Le dernier acte consiste en la petite récupération politique par le milieu nationaliste hexagonal pour qui la déchirure algérienne est à l’origine de sa reconstitution, 15 ans après la libération. Le RN et la galaxie populiste de droite utilisent la surenchère d’Alger et les principes à géométrie variable d’une partie de la gauche pour les libertés, pour orchestrer à son tour une campagne nationaliste et raciste afin de dénoncer la faiblesse de l’État et stigmatiser l’immigration algérienne.

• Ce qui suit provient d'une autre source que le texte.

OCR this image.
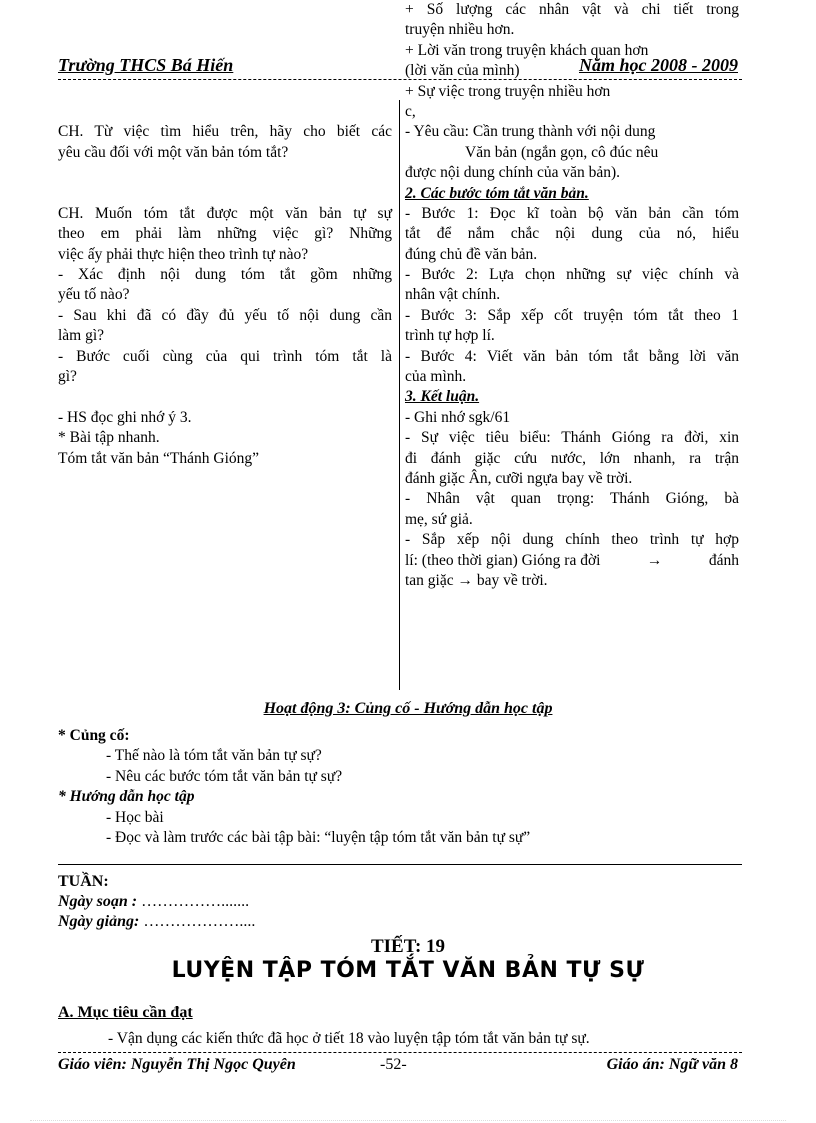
Trường THCS Bá Hiến	Năm học 2008 - 2009
CH. Từ việc tìm hiểu trên, hãy cho biết các
yêu cầu đối với một văn bản tóm tắt?
CH. Muốn tóm tắt được một văn bản tự sự
theo em phải làm những việc gì? Những
việc ấy phải thực hiện theo trình tự nào?
- Xác định nội dung tóm tắt gồm những
yếu tố nào?
- Sau khi đã có đầy đủ yếu tố nội dung cần
làm gì?
- Bước cuối cùng của qui trình tóm tắt là
gì?
- HS đọc ghi nhớ ý 3.
* Bài tập nhanh.
Tóm tắt văn bản “Thánh Gióng”
+ Số lượng các nhân vật và chi tiết trong
truyện nhiều hơn.
+ Lời văn trong truyện khách quan hơn
(lời văn của mình)
+ Sự việc trong truyện nhiều hơn
c,
- Yêu cầu: Cần trung thành với nội dung
Văn bản (ngắn gọn, cô đúc nêu
được nội dung chính của văn bản).
2. Các bước tóm tắt văn bản.
- Bước 1: Đọc kĩ toàn bộ văn bản cần tóm
tắt để nắm chắc nội dung của nó, hiểu
đúng chủ đề văn bản.
- Bước 2: Lựa chọn những sự việc chính và
nhân vật chính.
- Bước 3: Sắp xếp cốt truyện tóm tắt theo 1
trình tự hợp lí.
- Bước 4: Viết văn bản tóm tắt bằng lời văn
của mình.
3. Kết luận.
- Ghi nhớ sgk/61
- Sự việc tiêu biểu: Thánh Gióng ra đời, xin
đi đánh giặc cứu nước, lớn nhanh, ra trận
đánh giặc Ân, cưỡi ngựa bay về trời.
- Nhân vật quan trọng: Thánh Gióng, bà
mẹ, sứ giả.
- Sắp xếp nội dung chính theo trình tự hợp
lí: (theo thời gian) Gióng ra đời	→	đánh
tan giặc → bay về trời.
Hoạt động 3: Củng cố - Hướng dẫn học tập
* Củng cố:
- Thế nào là tóm tắt văn bản tự sự?
- Nêu các bước tóm tắt văn bản tự sự?
* Hướng dẫn học tập
- Học bài
- Đọc và làm trước các bài tập bài: “luyện tập tóm tắt văn bản tự sự”
TUẦN:
Ngày soạn : …………….......
Ngày giảng: ………………....
TIẾT: 19
LUYỆN TẬP TÓM TẮT VĂN BẢN TỰ SỰ
A. Mục tiêu cần đạt
- Vận dụng các kiến thức đã học ở tiết 18 vào luyện tập tóm tắt văn bản tự sự.
Giáo viên: Nguyễn Thị Ngọc Quyên	-52-	Giáo án: Ngữ văn 8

Pour les éditorialistes de Valeurs Actuelles à Reconquête, l’occasion est trop belle – à l’heure de l’oraison funèbre du fondateur du FN – pour rappeler la supposée dangerosité de l’immigration algérienne vivant en France.

L’impression est celle d’un retour au point d’origine pour enfin établir des ponts entre Paris et Alger, loin des efforts déployés par l’historien Benjamin Stora ou des gestes authentiques et bienvenus d’Emmanuel Macron après François Hollande pour la vérité historique. Sur fond de querelles stratégiques en Méditerranée et de rapprochement avec la monarchie chérifienne, un esprit libre trinque, abandonné en rase campagne par les imposteurs d’une tradition pourtant séculaire à gauche – si l’on excepte les heures du stalinisme triomphant. Les petites mains de la raison d’État prennent le relais pour exalter la violence, la bêtise et la haine qui ne demande qu’à être partagées par les héritiers politiques de l’OAS, sur l’autre rive. Voilà une nouvelle démonstration de l’utilisation du venin nationaliste et de la lâcheté ordinaire dès qu’il s’agit de défendre l’essentiel : la liberté sans entrave.